Old reliables: Bad news for smokers but price of pint remains the same
CIGARETTES will rise by 50c a pack from midnight tonight, Finance Minister Michael Noonan’s only tax hike in his fifth budget.
It means a 20 a day habit at €10.50 a pack will now cost a staggering €73.50 a week or just shy of €300 per month.
That’s enough each month to finance an entry level Mercedes A Class – subject to a very hefty deposit of €1,400.
The hike, widely expected, means Ireland now has the most expensive cigarettes in the EU.
Overall in Europe, only Norway has more highly taxed tobacco.
When Taoiseach Enda Kenny made his maiden speech in the Dail in 1975 "Carrolls Number I", the then market leader, was 34p per packet of twenty and 17p for a pack of ten.
Smokers' group Forest Eireann described the hike as "unwarranted", "excessive" and an "attack on the poor and the elderly".
But Mr Noonan said the monies raised by the excise duty/VAT hike, €61.4m, would help fund new healthcare initiatives for families.
Dr Ross Morgan, Chairman of ASH Ireland ( Action on Smoking and Health) said: “If the Government is to achieve its objective of establishing a smoke-free Ireland by 2025 then it must consistently increase the price of tobacco. Current smoking levels at approximately 19.5pc are down from 29pc in 2003. It would be possible to reduce smoking levels by a further 10pc at least in the next 10 years.

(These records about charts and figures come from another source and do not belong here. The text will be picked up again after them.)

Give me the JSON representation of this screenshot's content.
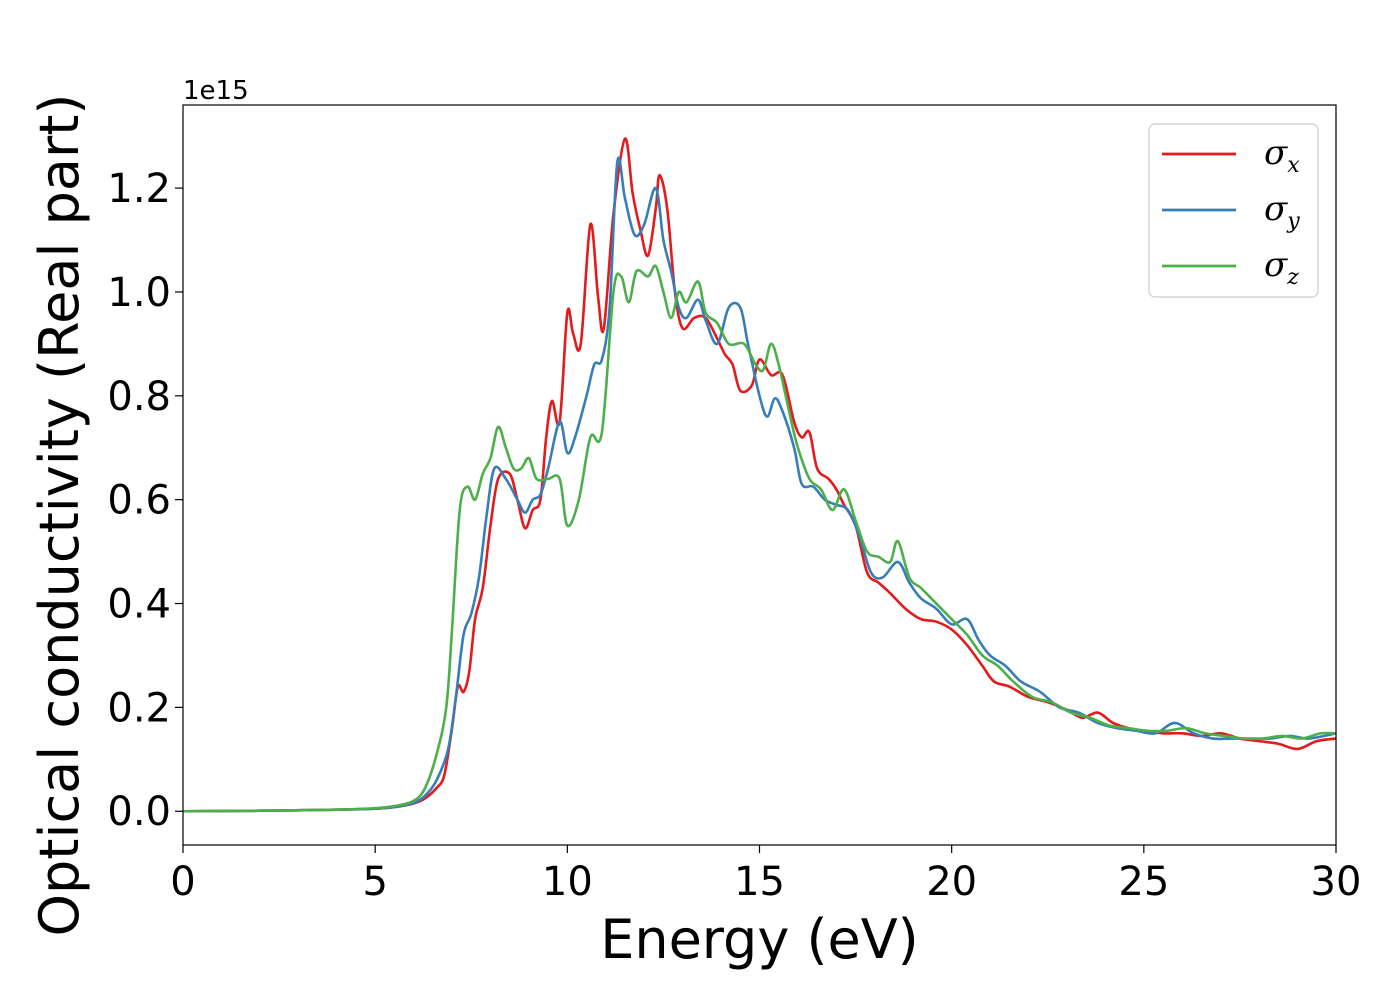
{
  "chart_data": {
    "type": "line",
    "xlabel": "Energy (eV)",
    "ylabel": "Optical conductivity (Real part)",
    "y_offset_label": "1e15",
    "xlim": [
      0,
      30
    ],
    "ylim": [
      -0.065,
      1.36
    ],
    "x_ticks": [
      0,
      5,
      10,
      15,
      20,
      25,
      30
    ],
    "y_ticks": [
      0.0,
      0.2,
      0.4,
      0.6,
      0.8,
      1.0,
      1.2
    ],
    "x_tick_labels": [
      "0",
      "5",
      "10",
      "15",
      "20",
      "25",
      "30"
    ],
    "y_tick_labels": [
      "0.0",
      "0.2",
      "0.4",
      "0.6",
      "0.8",
      "1.0",
      "1.2"
    ],
    "grid": false,
    "legend_position": "top-right",
    "series": [
      {
        "name": "σx",
        "symbol": "σ",
        "subscript": "x",
        "color": "#e41a1c",
        "points": [
          [
            0,
            0
          ],
          [
            2,
            0.001
          ],
          [
            4,
            0.003
          ],
          [
            5,
            0.005
          ],
          [
            5.5,
            0.008
          ],
          [
            6,
            0.015
          ],
          [
            6.3,
            0.025
          ],
          [
            6.6,
            0.045
          ],
          [
            6.8,
            0.07
          ],
          [
            7.0,
            0.16
          ],
          [
            7.15,
            0.24
          ],
          [
            7.3,
            0.23
          ],
          [
            7.45,
            0.27
          ],
          [
            7.6,
            0.37
          ],
          [
            7.8,
            0.43
          ],
          [
            8.0,
            0.55
          ],
          [
            8.2,
            0.64
          ],
          [
            8.5,
            0.65
          ],
          [
            8.7,
            0.6
          ],
          [
            8.9,
            0.545
          ],
          [
            9.1,
            0.58
          ],
          [
            9.3,
            0.6
          ],
          [
            9.45,
            0.72
          ],
          [
            9.6,
            0.79
          ],
          [
            9.8,
            0.75
          ],
          [
            10.0,
            0.96
          ],
          [
            10.15,
            0.92
          ],
          [
            10.35,
            0.9
          ],
          [
            10.6,
            1.13
          ],
          [
            10.8,
            0.99
          ],
          [
            10.95,
            0.93
          ],
          [
            11.2,
            1.15
          ],
          [
            11.5,
            1.295
          ],
          [
            11.7,
            1.19
          ],
          [
            11.9,
            1.12
          ],
          [
            12.1,
            1.07
          ],
          [
            12.3,
            1.16
          ],
          [
            12.4,
            1.225
          ],
          [
            12.6,
            1.16
          ],
          [
            12.8,
            1.0
          ],
          [
            13.0,
            0.93
          ],
          [
            13.3,
            0.95
          ],
          [
            13.6,
            0.95
          ],
          [
            13.9,
            0.91
          ],
          [
            14.1,
            0.88
          ],
          [
            14.3,
            0.86
          ],
          [
            14.5,
            0.81
          ],
          [
            14.8,
            0.82
          ],
          [
            15.0,
            0.87
          ],
          [
            15.3,
            0.84
          ],
          [
            15.6,
            0.84
          ],
          [
            15.9,
            0.75
          ],
          [
            16.1,
            0.72
          ],
          [
            16.3,
            0.73
          ],
          [
            16.5,
            0.66
          ],
          [
            16.8,
            0.64
          ],
          [
            17.0,
            0.62
          ],
          [
            17.2,
            0.59
          ],
          [
            17.5,
            0.55
          ],
          [
            17.8,
            0.46
          ],
          [
            18.1,
            0.44
          ],
          [
            18.4,
            0.42
          ],
          [
            18.8,
            0.39
          ],
          [
            19.2,
            0.37
          ],
          [
            19.6,
            0.365
          ],
          [
            20.0,
            0.35
          ],
          [
            20.4,
            0.32
          ],
          [
            20.8,
            0.28
          ],
          [
            21.1,
            0.25
          ],
          [
            21.5,
            0.24
          ],
          [
            22.0,
            0.22
          ],
          [
            22.5,
            0.21
          ],
          [
            23.0,
            0.195
          ],
          [
            23.4,
            0.18
          ],
          [
            23.8,
            0.19
          ],
          [
            24.2,
            0.17
          ],
          [
            24.6,
            0.16
          ],
          [
            25.0,
            0.155
          ],
          [
            25.5,
            0.15
          ],
          [
            26.0,
            0.15
          ],
          [
            26.5,
            0.145
          ],
          [
            27.0,
            0.15
          ],
          [
            27.5,
            0.14
          ],
          [
            28.0,
            0.135
          ],
          [
            28.5,
            0.13
          ],
          [
            29.0,
            0.12
          ],
          [
            29.5,
            0.135
          ],
          [
            30,
            0.14
          ]
        ]
      },
      {
        "name": "σy",
        "symbol": "σ",
        "subscript": "y",
        "color": "#377eb8",
        "points": [
          [
            0,
            0
          ],
          [
            2,
            0.001
          ],
          [
            4,
            0.003
          ],
          [
            5,
            0.005
          ],
          [
            5.5,
            0.008
          ],
          [
            6,
            0.016
          ],
          [
            6.3,
            0.03
          ],
          [
            6.6,
            0.06
          ],
          [
            6.9,
            0.12
          ],
          [
            7.1,
            0.22
          ],
          [
            7.3,
            0.34
          ],
          [
            7.5,
            0.38
          ],
          [
            7.7,
            0.45
          ],
          [
            7.9,
            0.57
          ],
          [
            8.1,
            0.66
          ],
          [
            8.4,
            0.64
          ],
          [
            8.7,
            0.6
          ],
          [
            8.9,
            0.575
          ],
          [
            9.1,
            0.6
          ],
          [
            9.3,
            0.61
          ],
          [
            9.5,
            0.66
          ],
          [
            9.8,
            0.75
          ],
          [
            10.0,
            0.69
          ],
          [
            10.2,
            0.72
          ],
          [
            10.5,
            0.8
          ],
          [
            10.7,
            0.86
          ],
          [
            10.9,
            0.87
          ],
          [
            11.1,
            0.97
          ],
          [
            11.3,
            1.25
          ],
          [
            11.5,
            1.18
          ],
          [
            11.75,
            1.11
          ],
          [
            12.0,
            1.13
          ],
          [
            12.3,
            1.2
          ],
          [
            12.5,
            1.1
          ],
          [
            12.7,
            1.04
          ],
          [
            12.9,
            0.97
          ],
          [
            13.1,
            0.95
          ],
          [
            13.4,
            0.985
          ],
          [
            13.6,
            0.945
          ],
          [
            13.9,
            0.9
          ],
          [
            14.2,
            0.97
          ],
          [
            14.5,
            0.97
          ],
          [
            14.7,
            0.9
          ],
          [
            15.0,
            0.8
          ],
          [
            15.2,
            0.76
          ],
          [
            15.4,
            0.795
          ],
          [
            15.6,
            0.77
          ],
          [
            15.9,
            0.7
          ],
          [
            16.1,
            0.63
          ],
          [
            16.4,
            0.625
          ],
          [
            16.7,
            0.6
          ],
          [
            17.0,
            0.59
          ],
          [
            17.3,
            0.58
          ],
          [
            17.6,
            0.53
          ],
          [
            17.9,
            0.46
          ],
          [
            18.2,
            0.45
          ],
          [
            18.6,
            0.48
          ],
          [
            18.9,
            0.44
          ],
          [
            19.2,
            0.41
          ],
          [
            19.6,
            0.39
          ],
          [
            20.0,
            0.36
          ],
          [
            20.4,
            0.37
          ],
          [
            20.7,
            0.33
          ],
          [
            21.0,
            0.3
          ],
          [
            21.4,
            0.28
          ],
          [
            21.8,
            0.25
          ],
          [
            22.3,
            0.23
          ],
          [
            22.8,
            0.2
          ],
          [
            23.3,
            0.19
          ],
          [
            23.8,
            0.17
          ],
          [
            24.3,
            0.16
          ],
          [
            24.8,
            0.155
          ],
          [
            25.3,
            0.15
          ],
          [
            25.8,
            0.17
          ],
          [
            26.3,
            0.15
          ],
          [
            26.8,
            0.14
          ],
          [
            27.3,
            0.14
          ],
          [
            27.8,
            0.14
          ],
          [
            28.3,
            0.14
          ],
          [
            28.8,
            0.145
          ],
          [
            29.3,
            0.14
          ],
          [
            30,
            0.15
          ]
        ]
      },
      {
        "name": "σz",
        "symbol": "σ",
        "subscript": "z",
        "color": "#4daf4a",
        "points": [
          [
            0,
            0
          ],
          [
            2,
            0.001
          ],
          [
            4,
            0.003
          ],
          [
            5,
            0.006
          ],
          [
            5.5,
            0.01
          ],
          [
            6,
            0.02
          ],
          [
            6.3,
            0.045
          ],
          [
            6.6,
            0.11
          ],
          [
            6.85,
            0.2
          ],
          [
            7.0,
            0.35
          ],
          [
            7.2,
            0.58
          ],
          [
            7.4,
            0.625
          ],
          [
            7.6,
            0.6
          ],
          [
            7.8,
            0.65
          ],
          [
            8.0,
            0.68
          ],
          [
            8.2,
            0.74
          ],
          [
            8.4,
            0.7
          ],
          [
            8.6,
            0.66
          ],
          [
            8.8,
            0.66
          ],
          [
            9.0,
            0.68
          ],
          [
            9.2,
            0.64
          ],
          [
            9.5,
            0.64
          ],
          [
            9.8,
            0.64
          ],
          [
            10.0,
            0.55
          ],
          [
            10.3,
            0.6
          ],
          [
            10.6,
            0.72
          ],
          [
            10.9,
            0.73
          ],
          [
            11.2,
            1.0
          ],
          [
            11.4,
            1.03
          ],
          [
            11.6,
            0.98
          ],
          [
            11.8,
            1.04
          ],
          [
            12.1,
            1.03
          ],
          [
            12.3,
            1.05
          ],
          [
            12.5,
            1.0
          ],
          [
            12.7,
            0.95
          ],
          [
            12.9,
            1.0
          ],
          [
            13.1,
            0.98
          ],
          [
            13.4,
            1.02
          ],
          [
            13.6,
            0.96
          ],
          [
            13.9,
            0.94
          ],
          [
            14.2,
            0.9
          ],
          [
            14.6,
            0.9
          ],
          [
            14.9,
            0.86
          ],
          [
            15.1,
            0.85
          ],
          [
            15.3,
            0.9
          ],
          [
            15.5,
            0.86
          ],
          [
            15.8,
            0.76
          ],
          [
            16.0,
            0.7
          ],
          [
            16.3,
            0.64
          ],
          [
            16.6,
            0.62
          ],
          [
            16.9,
            0.58
          ],
          [
            17.2,
            0.62
          ],
          [
            17.5,
            0.56
          ],
          [
            17.8,
            0.5
          ],
          [
            18.1,
            0.49
          ],
          [
            18.4,
            0.48
          ],
          [
            18.6,
            0.52
          ],
          [
            18.9,
            0.45
          ],
          [
            19.2,
            0.43
          ],
          [
            19.6,
            0.4
          ],
          [
            20.0,
            0.37
          ],
          [
            20.4,
            0.34
          ],
          [
            20.8,
            0.3
          ],
          [
            21.2,
            0.28
          ],
          [
            21.6,
            0.25
          ],
          [
            22.1,
            0.22
          ],
          [
            22.6,
            0.21
          ],
          [
            23.1,
            0.19
          ],
          [
            23.6,
            0.18
          ],
          [
            24.1,
            0.165
          ],
          [
            24.6,
            0.16
          ],
          [
            25.1,
            0.155
          ],
          [
            25.6,
            0.155
          ],
          [
            26.1,
            0.16
          ],
          [
            26.6,
            0.15
          ],
          [
            27.1,
            0.145
          ],
          [
            27.6,
            0.14
          ],
          [
            28.1,
            0.14
          ],
          [
            28.6,
            0.145
          ],
          [
            29.1,
            0.14
          ],
          [
            29.6,
            0.15
          ],
          [
            30,
            0.15
          ]
        ]
      }
    ]
  }
}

Retailers Against Smuggling (RAS), which represents almost 3,000 retailers, said the increase would boost tobacco smuggling.
“It beggars belief that the Government would decide to increase excise at a time when smuggling remains a huge problem and keeps severely damaging our trade,” RAS spokesman Benny Gilsenan declared.
The price hike comes at a time when the Department of Health is carrying out a €50,000 study to help establish the true cost of smoking to the healthcare system.
Study after study has shown that smoking kills.
One in every two smokers will die of a tobacco-related disease, which in Ireland translates to at least 5,200 deaths annually.
However, Mr Noonan decided not to raise tax on the price of alcohol - with a pint and a bottle of wine to remain at the same price as currently.